Friday 4 July 2014

The Silver Washed Fritillary, Argynnis paphia

This colourful and impressive butterfly is one of the stars of Dene Park and the surrounding woodlands in the northeast of the Parish.

Description

This is a large orange strongly-flying butterfly, the largest of the UK fritillaries, which shows subtle silvery-green markings on the underside of its rear wings. It likes areas of woodland with some fairly open areas, where the caterpillar food-plant of violets can thrive. However, I haven't located a likely caterpillar site in our woods yet, so it is a bit of a mystery.

This is a photo of an adult male in Tudeley Woods middle of July 2014 very clearly showing the male sex-brands, packed with androconial scales designed to release the male pheromone, in the four dark lines on the fore wing only found in the males. The female lacks these four lines, but their black wing splodges tend to be more extensive, thereby appearing darker overall. They tend to be seen slightly less than the males. The photo also shows the greenish and brownish iridescent hairs over the top surface of the thorax. Its left wing of this individual has in fact been partly severed, perhaps by the bite of a large beak.

07-2014, Tudeley Woods, Capel

This is a female, without the four dark lines, and with an overall darker appearance on the wings:

Dene Park, 22-07-2012



Distribution

The Silver-Washed Fritillary is generally found along woodland tracks in clearings and on woodland edges, and the best place to see it in Hadlow Parish is undoubtedly Dene Park, which is apparently open enough for it. It does tolerate more shade than the other fritillaries, none of which are found in Hadlow. It occasionally wanders a little further afield, but rarely, and to little long-term effect. In Kent it may be found in other woodlands across the county, and currently seems to have a bit of a stronghold around Tonbridge and Hildenborough. This is a rather nice view of a male in Dene Park, again showing how much brighter it is than the female:

Dene Park, 22-07-2012

In the UK, this butterfly has been the subject of mixed fortunes, and is now rather less common and less widely distributed than it used to be. It is currently rarely found north of a line drawn between the Mersey and the Wash in Great Britain, although it can be found further to the north on the island of Ireland. Also in the damper west, it is less rigorously confined to woodland and may often be found even along hedge-banks.

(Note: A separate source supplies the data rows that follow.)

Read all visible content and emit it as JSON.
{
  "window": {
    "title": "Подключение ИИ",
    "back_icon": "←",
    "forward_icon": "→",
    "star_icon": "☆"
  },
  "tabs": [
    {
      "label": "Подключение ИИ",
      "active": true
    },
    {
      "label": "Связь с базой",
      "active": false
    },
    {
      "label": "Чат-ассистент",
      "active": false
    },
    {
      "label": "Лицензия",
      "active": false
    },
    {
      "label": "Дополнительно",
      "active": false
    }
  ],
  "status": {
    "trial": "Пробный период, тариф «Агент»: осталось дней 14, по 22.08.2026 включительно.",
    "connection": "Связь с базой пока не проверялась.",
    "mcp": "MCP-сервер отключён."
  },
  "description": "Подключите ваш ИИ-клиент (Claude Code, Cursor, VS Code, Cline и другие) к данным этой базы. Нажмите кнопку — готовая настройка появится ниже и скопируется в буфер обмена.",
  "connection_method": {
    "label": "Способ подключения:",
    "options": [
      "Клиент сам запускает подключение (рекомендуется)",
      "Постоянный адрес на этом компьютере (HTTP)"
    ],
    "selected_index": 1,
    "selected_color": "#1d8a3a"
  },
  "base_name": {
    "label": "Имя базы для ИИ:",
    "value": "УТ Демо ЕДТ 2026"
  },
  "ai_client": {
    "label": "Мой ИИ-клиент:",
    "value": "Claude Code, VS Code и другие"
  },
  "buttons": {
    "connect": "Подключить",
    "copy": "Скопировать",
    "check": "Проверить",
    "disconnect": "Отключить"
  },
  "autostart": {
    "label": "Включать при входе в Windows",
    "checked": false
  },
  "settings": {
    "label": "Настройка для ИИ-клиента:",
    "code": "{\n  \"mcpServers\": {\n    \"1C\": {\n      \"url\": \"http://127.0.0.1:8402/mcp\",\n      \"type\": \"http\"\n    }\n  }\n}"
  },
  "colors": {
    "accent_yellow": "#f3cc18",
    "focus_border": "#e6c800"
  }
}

Internationally this butterfly is found across much of the Palaeartic, throughout much of temperate Europe and Asia.


Life cycle

One of the strange features of this butterfly is its habit of finding a woodland clearing with violets, the caterpillar food-plant, and then laying its eggs, often at a reasonable height, in fissures in the bark of nearby trees. This implies quite a journey for the newly hatched caterpillar n order to find its first proper meal!

Adults are generally seen flying strongly along woodland rides and tracks, settling from time to time to rest or take nectar from flowers such as brambles. One of the lovely things in life is to see a male looping continuously in the vertical plane around a female as it flies straight along, in their graceful nuptial dance.



The adults fly throughout July and August, and often lay their whitish eggs in regularly favoured locations, such as a woodland clearing. The hatched caterpillars simply eat their egg-shell, spin a pad of silk, and then settle down to hibernate for the winter. In the spring they finally travel down to ground level to search out violet leaves to feed from. The brownish caterpillars marked with orange may bask on dead leaves for long periods and up to a foot from the living clumps of violets they are feeding from. By June they are fully grown and climb back up onto trees in order to pupate, when they look like dangling dead leaves.


Oddities

There is a strange darker grey-greenish form called Valesina found in the centre of the South of England, but I don't think it currently extends into Kent, and I have no photo of it.


Predators and parasites

Birds take many, but the life of an individual adult may be nearly a month.